Its abandonment is also delicate because those same regions, traditionally Labor, took a turn to the right in the elections won by the conservatives led by Boris Johnson in 2019, after Brexit.
“If the project is annulled, it will not increase the Conservative Party’s chances of gaining parliamentarians in the affected areas of the north of England,” Mark Garnett, political science professor at Lancaster University, told AFP shortly before the speech.
Sunak ruled out a tax cut, advocated by conservative leaders in a context of economic difficulties and rising cost of living. “The best tax cut you can do now is to halve inflation and lower the cost of living,” she declared.
Ban tobacco
Sunak reiterated his support for Ukraine, so that the former Soviet republic “finishes the job” against the Russian invasion and repeated that he will do “whatever is necessary” to stop the flow of migrant boats illegally crossing the English Channel.

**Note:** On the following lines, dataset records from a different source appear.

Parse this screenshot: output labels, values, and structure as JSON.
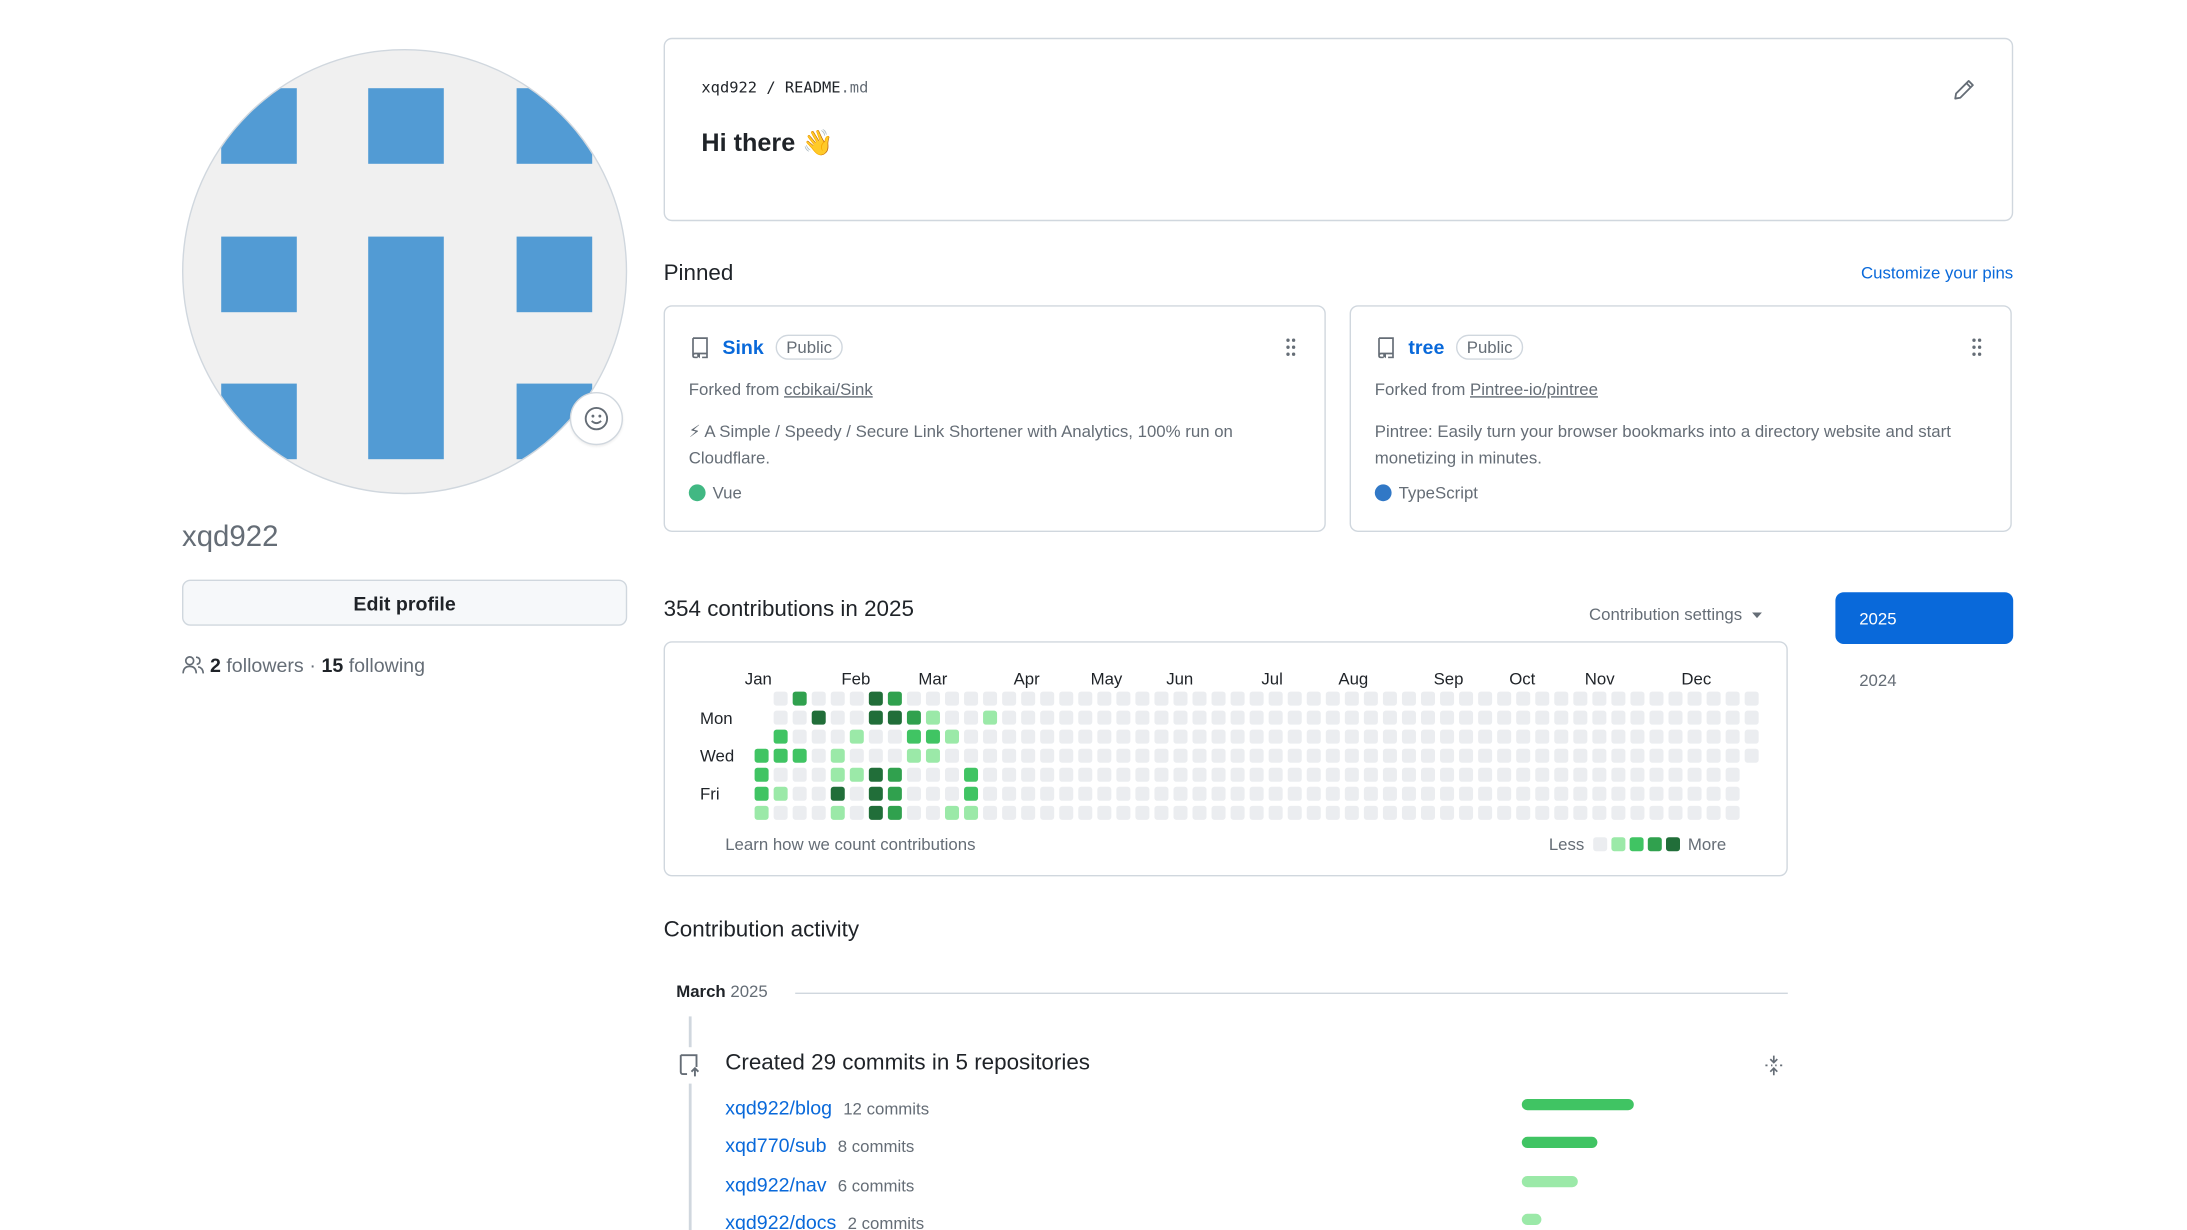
{
  "profile": {
    "username": "xqd922",
    "edit_label": "Edit profile",
    "followers_count": "2",
    "followers_label": "followers",
    "separator": "·",
    "following_count": "15",
    "following_label": "following",
    "avatar_color": "#529bd4"
  },
  "readme": {
    "owner": "xqd922",
    "sep": "/",
    "file": "README",
    "ext": ".md",
    "heading": "Hi there 👋"
  },
  "pinned": {
    "title": "Pinned",
    "customize_label": "Customize your pins",
    "cards": [
      {
        "name": "Sink",
        "visibility": "Public",
        "forked_prefix": "Forked from",
        "forked_from": "ccbikai/Sink",
        "description": "⚡ A Simple / Speedy / Secure Link Shortener with Analytics, 100% run on Cloudflare.",
        "language": "Vue",
        "language_color": "#41b883"
      },
      {
        "name": "tree",
        "visibility": "Public",
        "forked_prefix": "Forked from",
        "forked_from": "Pintree-io/pintree",
        "description": "Pintree: Easily turn your browser bookmarks into a directory website and start monetizing in minutes.",
        "language": "TypeScript",
        "language_color": "#3178c6"
      }
    ]
  },
  "contributions": {
    "title": "354 contributions in 2025",
    "settings_label": "Contribution settings",
    "months": [
      "Jan",
      "Feb",
      "Mar",
      "Apr",
      "May",
      "Jun",
      "Jul",
      "Aug",
      "Sep",
      "Oct",
      "Nov",
      "Dec"
    ],
    "day_labels": [
      "Mon",
      "Wed",
      "Fri"
    ],
    "learn_label": "Learn how we count contributions",
    "legend_less": "Less",
    "legend_more": "More",
    "level_colors": [
      "#ebedf0",
      "#9be9a8",
      "#40c463",
      "#30a14e",
      "#216e39"
    ],
    "years": [
      "2025",
      "2024"
    ],
    "selected_year": "2025"
  },
  "activity": {
    "title": "Contribution activity",
    "month": "March",
    "year": "2025",
    "heading": "Created 29 commits in 5 repositories",
    "repos": [
      {
        "name": "xqd922/blog",
        "commits": "12 commits",
        "share": 1.0,
        "color": "#40c463"
      },
      {
        "name": "xqd770/sub",
        "commits": "8 commits",
        "share": 0.67,
        "color": "#40c463"
      },
      {
        "name": "xqd922/nav",
        "commits": "6 commits",
        "share": 0.5,
        "color": "#9be9a8"
      },
      {
        "name": "xqd922/docs",
        "commits": "2 commits",
        "share": 0.17,
        "color": "#9be9a8"
      }
    ]
  }
}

He also proposed putting an end to tobacco consumption, gradually increasing the legal age to buy cigarettes. The Tories’ congress was less chaotic than last year, led by the short-lived Prime Minister Liz Truss, although it was not completely peaceful either.
“Conservatives have made announcements in this Congress that they believe will increase their popularity, in full offensive against immigration or “wokes” (progressives) or with statements in defense of motorists, said political scientist Garnett.
These are advertisements “especially designed to increase the enthusiasm of party members with a government severely criticized by some of its own followers,” he added.